WASHINGTON (Reuters) – The Biden administration will strive to step up cooperation with China to halt the flow of the synthetic opioid fentanyl into the United States, a U.S. counter-narcotics official said ahead of a visit by U.S. Secretary of State Antony Blinken to Beijing.

Efforts could include negotiations with China over the 2020 U.S. decision to put China’s Ministry of Public Security’s Institute of Forensic Science on the Commerce Department’s “entity list”, effectively barring it from receiving U.S. exports.

“There’s a number of reasons it was listed. So just un-listing it isn’t going to happen,” Todd Robinson, Assistant Secretary for the Bureau of International Narcotics and Law Enforcement Affairs at State Department, said in an interview.

“It is a complicated issue. The lab is large, it’s part of a much larger facility and only part of the facility is listed.”

The United States has said the institute was complicit in human rights abuses toward Uyghurs and other Chinese ethnic minorities.

But Robinson said blocking the flow of fentanyl and precursors to the United States and securing China’s cooperation on the issue was a top priority.

“This is an important issue.
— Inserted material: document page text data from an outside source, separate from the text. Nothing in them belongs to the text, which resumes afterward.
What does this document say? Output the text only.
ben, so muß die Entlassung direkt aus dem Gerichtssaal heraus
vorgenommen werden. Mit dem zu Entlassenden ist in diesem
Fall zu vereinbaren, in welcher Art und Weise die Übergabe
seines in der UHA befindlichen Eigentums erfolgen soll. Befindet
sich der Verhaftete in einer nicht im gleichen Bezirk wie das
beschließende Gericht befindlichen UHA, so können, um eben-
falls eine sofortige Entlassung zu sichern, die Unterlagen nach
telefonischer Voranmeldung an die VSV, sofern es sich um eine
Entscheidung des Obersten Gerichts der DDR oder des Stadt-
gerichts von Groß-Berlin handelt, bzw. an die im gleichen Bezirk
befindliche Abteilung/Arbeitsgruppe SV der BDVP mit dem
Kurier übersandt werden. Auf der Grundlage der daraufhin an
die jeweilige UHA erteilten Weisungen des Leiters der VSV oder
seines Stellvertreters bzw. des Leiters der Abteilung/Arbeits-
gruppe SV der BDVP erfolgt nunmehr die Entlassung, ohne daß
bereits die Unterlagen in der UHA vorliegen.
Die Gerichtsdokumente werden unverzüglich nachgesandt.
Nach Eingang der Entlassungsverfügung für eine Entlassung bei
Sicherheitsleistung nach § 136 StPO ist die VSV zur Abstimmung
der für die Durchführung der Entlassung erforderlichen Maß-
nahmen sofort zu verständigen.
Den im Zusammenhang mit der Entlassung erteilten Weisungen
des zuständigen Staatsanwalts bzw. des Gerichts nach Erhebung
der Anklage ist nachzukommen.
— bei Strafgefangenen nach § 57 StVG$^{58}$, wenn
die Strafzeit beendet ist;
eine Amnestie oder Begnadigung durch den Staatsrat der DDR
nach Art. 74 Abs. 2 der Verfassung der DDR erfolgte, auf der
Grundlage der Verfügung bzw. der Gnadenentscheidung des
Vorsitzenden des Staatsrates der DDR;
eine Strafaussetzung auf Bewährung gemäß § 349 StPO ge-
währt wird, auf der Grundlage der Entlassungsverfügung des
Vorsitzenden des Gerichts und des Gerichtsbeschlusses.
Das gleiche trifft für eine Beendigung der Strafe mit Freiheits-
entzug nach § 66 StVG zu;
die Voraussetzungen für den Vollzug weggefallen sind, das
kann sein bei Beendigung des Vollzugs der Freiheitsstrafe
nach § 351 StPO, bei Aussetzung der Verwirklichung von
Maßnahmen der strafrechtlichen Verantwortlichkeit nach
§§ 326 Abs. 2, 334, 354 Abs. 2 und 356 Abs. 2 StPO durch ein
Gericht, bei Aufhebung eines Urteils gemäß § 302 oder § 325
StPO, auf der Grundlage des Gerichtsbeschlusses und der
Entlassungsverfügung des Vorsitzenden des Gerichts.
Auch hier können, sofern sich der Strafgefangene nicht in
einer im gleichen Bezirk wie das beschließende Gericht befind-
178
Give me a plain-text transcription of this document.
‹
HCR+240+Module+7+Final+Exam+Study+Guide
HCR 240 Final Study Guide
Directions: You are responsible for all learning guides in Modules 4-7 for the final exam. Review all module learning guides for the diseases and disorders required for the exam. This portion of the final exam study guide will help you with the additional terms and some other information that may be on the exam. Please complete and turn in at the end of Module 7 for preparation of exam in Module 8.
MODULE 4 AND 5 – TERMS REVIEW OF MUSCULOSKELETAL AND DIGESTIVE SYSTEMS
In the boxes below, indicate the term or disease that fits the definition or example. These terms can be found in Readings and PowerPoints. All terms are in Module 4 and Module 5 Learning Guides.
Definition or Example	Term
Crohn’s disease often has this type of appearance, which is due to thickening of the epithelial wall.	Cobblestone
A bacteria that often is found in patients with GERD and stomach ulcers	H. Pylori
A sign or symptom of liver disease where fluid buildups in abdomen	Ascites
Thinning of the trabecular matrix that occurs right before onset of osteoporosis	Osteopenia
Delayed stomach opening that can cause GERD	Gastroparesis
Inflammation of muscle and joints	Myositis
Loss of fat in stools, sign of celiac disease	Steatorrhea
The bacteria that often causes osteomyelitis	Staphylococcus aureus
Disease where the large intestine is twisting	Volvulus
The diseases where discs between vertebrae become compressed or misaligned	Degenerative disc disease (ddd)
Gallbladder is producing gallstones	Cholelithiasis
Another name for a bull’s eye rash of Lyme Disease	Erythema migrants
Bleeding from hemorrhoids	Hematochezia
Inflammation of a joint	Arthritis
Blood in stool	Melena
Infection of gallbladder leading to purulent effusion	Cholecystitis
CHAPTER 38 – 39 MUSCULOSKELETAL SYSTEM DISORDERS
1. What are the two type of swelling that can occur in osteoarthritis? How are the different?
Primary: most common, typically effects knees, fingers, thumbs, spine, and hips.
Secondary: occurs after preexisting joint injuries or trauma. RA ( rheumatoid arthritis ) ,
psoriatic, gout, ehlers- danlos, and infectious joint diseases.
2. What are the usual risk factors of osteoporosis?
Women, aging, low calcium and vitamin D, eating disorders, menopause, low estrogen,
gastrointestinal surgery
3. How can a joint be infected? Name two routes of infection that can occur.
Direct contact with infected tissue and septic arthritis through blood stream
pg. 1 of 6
And it’s an issue I think is very likely going to be raised directly with the Secretary’s Chinese counterpart, PRC (People’s Republic of China) counterpart. And depending on the response, I think everything is on the table in terms of getting some kind of global cooperation on this issue,” Robinson said.

The rate of U.S. drug overdose deaths involving fentanyl more than tripled from 2016 through 2021, according to the U.S. Centers for Disease Control and Prevention (CDC).

Fentanyl is up to 50 times stronger than heroin and is increasingly mixed with other illicit drugs often with lethal results. U.S. drug-related overdose deaths surpassed 100,000 in 2021, according to government estimates.

“EVERY EFFORT”

Blinken will travel to China next week for long-delayed talks aimed at stabilizing relations. A trip planned for February was postponed over a dispute involving an alleged Chinese spy balloon.

He will be the highest ranking U.S. government official to visit China since President Joe Biden took office in January 2021.

In 2022, China’s ambassador to Washington, Qin Gang, called Washington’s decision to sanction the institute “shocking” and said it was a key public institution in fight against fentanyl. Qin Gang is now China’s foreign minister.

Stemming the illicit flow of fentanyl “precursor” chemicals from China has been a priority for Washington but U.S. officials have told Reuters that Chinese counterparts have been reluctant to cooperate.

Robinson said he did not find it “that unusual” that China would seek to extract concessions from Washington in exchange for help on fentanyl.

“But I think that because of the nature of this issue, we’re going to make every effort to get to a better place with the PRC on the precursor chemicals,” he said.